Helaas heeft sinds onze laatste top het vredesproces niet de gewenste resultaten opgeleverd. De co-voorzitters van de Minsk-groep hebben niet de noodzakelijke activiteit en continuïteit in de uitvoering van de door OVSE top van Lissabon goedgekeurde beginselen getoond, en is het proces van Minsk overgegaan in een passieve staat. In deze omstandigheden ontstond de behoefte aan persoonlijke ontmoetingen en gesprekken tussen de presidenten van Armenië en Azerbeidzjan. Er hebben verscheidene ontmoetingen plaats gevonden, die hoop geven dat er een vreedzame oplossing voor het conflict kan zijn. Natuurlijk is de bereidheid van beide zijden om compromissen te sluiten, een belangrijke factor in de uiteindelijke regeling. Tegelijkertijd dient een compromis ongetwijfeld te kaderen binnen de gevestigde beginselen en normen van het internationaal recht.

De regio Nagorno-Karabach van de Azerbeidzjaanse Republiek kan en moet een gebied van vreedzame en veilige gezamenlijke co-existentie worden van Armeniërs en Azeri, wat ook vrede en normale goed nabuurschappelijke betrekkingen tussen Azerbeidzjan en Armenië zal brengen. Daarvoor is het noodzakelijk om de bezette grondgebieden van Azerbeidzjan vrij te geven en de juiste status van Nagorno-Karabach binnen de Azerbeidzjaanse Republiek te bepalen.

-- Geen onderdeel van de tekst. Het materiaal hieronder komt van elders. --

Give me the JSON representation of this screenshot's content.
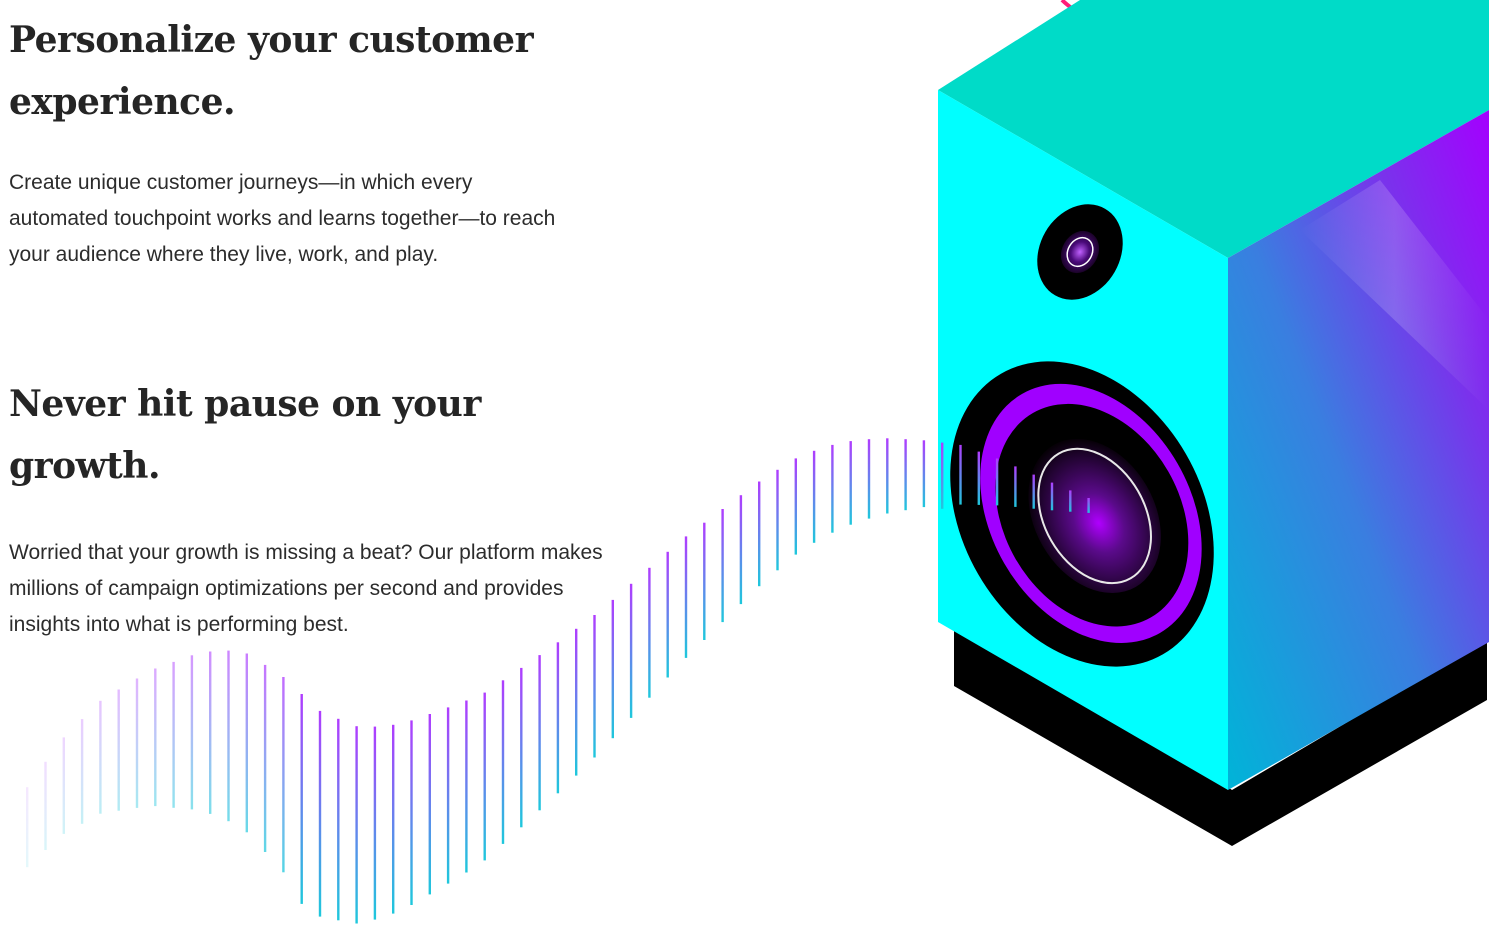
{
  "sections": [
    {
      "heading": "Personalize your customer experience.",
      "body": "Create unique customer journeys—in which every automated touchpoint works and learns together—to reach your audience where they live, work, and play."
    },
    {
      "heading": "Never hit pause on your growth.",
      "body": "Worried that your growth is missing a beat? Our platform makes millions of campaign optimizations per second and provides insights into what is performing best."
    }
  ],
  "illustration": {
    "name": "speaker-soundwave-illustration",
    "colors": {
      "speaker_front": "#00ffff",
      "speaker_top": "#00dbc8",
      "speaker_side_start": "#0aa4d8",
      "speaker_side_end": "#9f00ff",
      "speaker_base": "#000000",
      "woofer_ring": "#a000ff",
      "wave_purple": "#b03cff",
      "wave_cyan": "#1ec8dc",
      "cable": "#ff1e78"
    }
  }
}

Ik wil benadrukken dat onze onderhandelingen met de Armeense President, de activiteiten van de OVSE Minsk groep, die verantwoordelijk is voor de regeling van de Armeens-Azerbeidzjaanse conflict, kunnen niet vervangen. Ik roep de staatshoofden en de regeringen van de landen-covoorzitters van de Minsk conferentie daarom op om alle invloed uit te oefenen die nodig is voor de hervatting van de onderhandelingen in het kader van de Minsk-groep die in de nabije toekomst gaat plaats vinden. De wereldgemeenschap moet consequent en resoluut de uitgeroepen beginselen betreffende de regeling van het conflict verdedigen.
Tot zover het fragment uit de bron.